What you should and should not treat as truth 

The key operational rule is:

metadata.sqlite3 is the steady-state metadata truth source
detached caches are rebuildable views, not truth
txn/ and quarantine/ are maintenance / recovery areas, not user data

Some directories from older layouts can still appear in a repository tree for migration or compatibility reasons, but they should not be treated as the primary truth source in current repositories.

Public file metadata versus private storage 

hubvault intentionally separates public file identity from private storage addressing.

For a public hubvault.models.RepoFile, the important user-facing fields are:

path: the repo-relative path
oid / blob_id: file identity in Git/HF style
sha256: the bare 64-hex content digest
lfs: extra large-file metadata when the file is stored through chunked mode

These public values are not simply a dump of internal storage records. That separation is deliberate so public callers can reason about files without depending on private engine details.

Small files and large files 

hubvault uses two storage modes:

small files stay in ordinary object storage
files at or above large_file_threshold switch to chunked storage

From the public caller’s point of view, the repo path stays the same:

small, large = api.get_paths_info(["artifacts/small.bin", "artifacts/large.bin"])

print(small.lfs is None)
# True

print(large.lfs is not None)
# True

print(large.sha256)
# 64-hex digest, value varies

Even when the file is chunked internally, hf_hub_download() still returns a path ending with the original repo-relative suffix such as artifacts/large.bin.
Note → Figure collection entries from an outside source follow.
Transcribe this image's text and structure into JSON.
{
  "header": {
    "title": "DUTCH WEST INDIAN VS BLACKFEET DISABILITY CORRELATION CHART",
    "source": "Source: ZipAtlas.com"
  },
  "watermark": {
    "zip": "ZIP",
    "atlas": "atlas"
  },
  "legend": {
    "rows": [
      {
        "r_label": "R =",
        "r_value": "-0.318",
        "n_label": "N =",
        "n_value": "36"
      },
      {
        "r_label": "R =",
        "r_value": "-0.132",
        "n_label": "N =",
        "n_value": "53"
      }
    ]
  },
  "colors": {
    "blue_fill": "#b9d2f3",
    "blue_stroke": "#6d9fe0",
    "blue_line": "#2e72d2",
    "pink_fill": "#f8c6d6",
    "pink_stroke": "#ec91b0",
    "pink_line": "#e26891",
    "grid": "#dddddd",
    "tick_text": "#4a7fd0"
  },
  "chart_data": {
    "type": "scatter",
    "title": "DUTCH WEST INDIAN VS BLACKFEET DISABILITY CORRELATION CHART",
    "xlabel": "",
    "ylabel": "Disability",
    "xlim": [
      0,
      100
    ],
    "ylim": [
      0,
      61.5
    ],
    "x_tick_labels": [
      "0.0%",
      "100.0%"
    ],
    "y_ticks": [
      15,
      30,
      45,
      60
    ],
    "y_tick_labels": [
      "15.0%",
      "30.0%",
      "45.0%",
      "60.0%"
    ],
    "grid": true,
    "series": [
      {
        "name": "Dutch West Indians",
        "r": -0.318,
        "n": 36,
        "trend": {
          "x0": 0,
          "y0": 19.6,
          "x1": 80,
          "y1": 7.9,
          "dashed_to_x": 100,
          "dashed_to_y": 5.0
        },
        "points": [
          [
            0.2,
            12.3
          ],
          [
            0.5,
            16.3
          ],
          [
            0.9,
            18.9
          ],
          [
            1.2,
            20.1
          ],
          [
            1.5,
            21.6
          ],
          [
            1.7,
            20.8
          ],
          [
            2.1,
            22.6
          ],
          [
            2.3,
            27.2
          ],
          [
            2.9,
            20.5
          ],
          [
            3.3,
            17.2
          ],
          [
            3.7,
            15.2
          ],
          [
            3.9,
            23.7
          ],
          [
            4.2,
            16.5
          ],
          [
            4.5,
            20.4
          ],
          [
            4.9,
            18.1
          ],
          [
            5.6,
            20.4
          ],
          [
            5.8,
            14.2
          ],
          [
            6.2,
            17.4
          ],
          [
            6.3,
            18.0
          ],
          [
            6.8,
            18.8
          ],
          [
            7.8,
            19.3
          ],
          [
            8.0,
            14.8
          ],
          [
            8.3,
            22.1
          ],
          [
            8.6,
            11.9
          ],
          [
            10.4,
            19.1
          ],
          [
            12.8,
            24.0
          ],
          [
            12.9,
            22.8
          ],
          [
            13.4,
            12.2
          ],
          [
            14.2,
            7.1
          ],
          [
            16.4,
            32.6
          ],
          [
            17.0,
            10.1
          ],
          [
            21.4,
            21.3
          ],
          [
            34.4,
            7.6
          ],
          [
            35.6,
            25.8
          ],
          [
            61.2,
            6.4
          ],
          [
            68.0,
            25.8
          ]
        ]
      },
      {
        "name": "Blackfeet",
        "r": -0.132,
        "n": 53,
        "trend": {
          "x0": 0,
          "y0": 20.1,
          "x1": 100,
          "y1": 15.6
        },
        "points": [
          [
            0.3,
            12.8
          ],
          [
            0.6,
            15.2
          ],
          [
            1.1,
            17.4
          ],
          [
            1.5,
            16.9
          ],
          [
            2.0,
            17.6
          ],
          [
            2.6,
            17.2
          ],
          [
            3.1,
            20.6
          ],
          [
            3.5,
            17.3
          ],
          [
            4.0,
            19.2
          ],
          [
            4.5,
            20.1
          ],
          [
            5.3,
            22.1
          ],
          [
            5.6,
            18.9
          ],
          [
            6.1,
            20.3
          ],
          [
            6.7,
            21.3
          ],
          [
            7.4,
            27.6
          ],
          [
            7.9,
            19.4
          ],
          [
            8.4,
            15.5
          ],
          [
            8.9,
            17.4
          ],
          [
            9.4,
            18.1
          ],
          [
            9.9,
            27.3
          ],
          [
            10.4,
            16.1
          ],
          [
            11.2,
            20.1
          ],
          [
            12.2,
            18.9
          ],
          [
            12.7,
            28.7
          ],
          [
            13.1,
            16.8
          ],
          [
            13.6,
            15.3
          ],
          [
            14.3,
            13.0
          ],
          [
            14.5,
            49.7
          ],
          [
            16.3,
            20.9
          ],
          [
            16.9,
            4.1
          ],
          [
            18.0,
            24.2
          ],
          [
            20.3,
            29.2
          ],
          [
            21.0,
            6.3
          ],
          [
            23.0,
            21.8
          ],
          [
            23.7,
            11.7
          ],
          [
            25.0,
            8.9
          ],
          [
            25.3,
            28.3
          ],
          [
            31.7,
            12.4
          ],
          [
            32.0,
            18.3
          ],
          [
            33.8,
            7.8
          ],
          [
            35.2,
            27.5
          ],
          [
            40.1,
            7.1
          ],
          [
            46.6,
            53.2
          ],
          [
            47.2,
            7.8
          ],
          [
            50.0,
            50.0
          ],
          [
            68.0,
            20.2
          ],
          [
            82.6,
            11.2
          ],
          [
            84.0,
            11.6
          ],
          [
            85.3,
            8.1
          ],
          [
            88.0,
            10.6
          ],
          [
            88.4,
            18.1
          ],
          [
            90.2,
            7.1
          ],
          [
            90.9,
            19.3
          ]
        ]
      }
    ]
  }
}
Detached views are part of the design 

The cache/ area is not accidental clutter. It is the user-view layer that allows hubvault to return real paths on disk without exposing writable aliases of committed truth.

That supports an important guarantee:

deleting or editing a downloaded file does not corrupt committed data
the next read can rebuild the detached view from repository truth

This is why download and snapshot paths are safe to hand to other local tools.

How a write works at a high level 

A public write operation follows this broad pattern:

acquire the repository writer lock
stage payload and metadata changes under transaction-local state
publish immutable payload bytes
commit metadata truth atomically
clean residue and release the lock

The intended observable rule is simple:

If a write does not complete successfully, the repository should look as if that write never happened.

That rollback-oriented behavior is one of the reasons hubvault keeps explicit transaction and recovery areas instead of mutating committed truth in place.

Why the structure supports portability 

Because the repository keeps its durable state inside one root directory:

there is no repo-external sidecar database to carry around
there is no absolute-path binding in repository truth
archive / restore workflows do not need a rebuild step just to reopen

This is the practical reason hubvault can act like a portable local artifact repository rather than a cache that depends on host-local state.

Complete structure example 

from pathlib import Path

from hubvault import HubVaultApi

repo_dir = Path("structure-repo")
api = HubVaultApi(repo_dir)
api.create_repo(large_file_threshold=32)

api.upload_file(
    path_or_fileobj=b"small-file",
    path_in_repo="artifacts/small.bin",
    commit_message="add small file",
)
api.upload_file(
    path_or_fileobj=b"A" * 64,
    path_in_repo="artifacts/large.bin",
    commit_message="add large file",
)

print((repo_dir / "FORMAT").exists())               # True
print((repo_dir / "metadata.sqlite3").exists())     # True
print((repo_dir / "locks" / "repo.lock").exists())  # True

small, large = api.get_paths_info(
    ["artifacts/small.bin", "artifacts/large.bin"]
)
print(small.lfs is None)            # True
print(large.lfs is not None)        # True

download_path = api.hf_hub_download("artifacts/large.bin")
print(Path(download_path).as_posix().endswith("artifacts/large.bin"))
# True

overview = api.get_storage_overview()
print(overview.total_size > 0)      # True

Note

Exact IDs, file counts, and pack counts vary by repository state. The stable part is the role of each area, the split between metadata truth and payload bytes, and the detached-view semantics.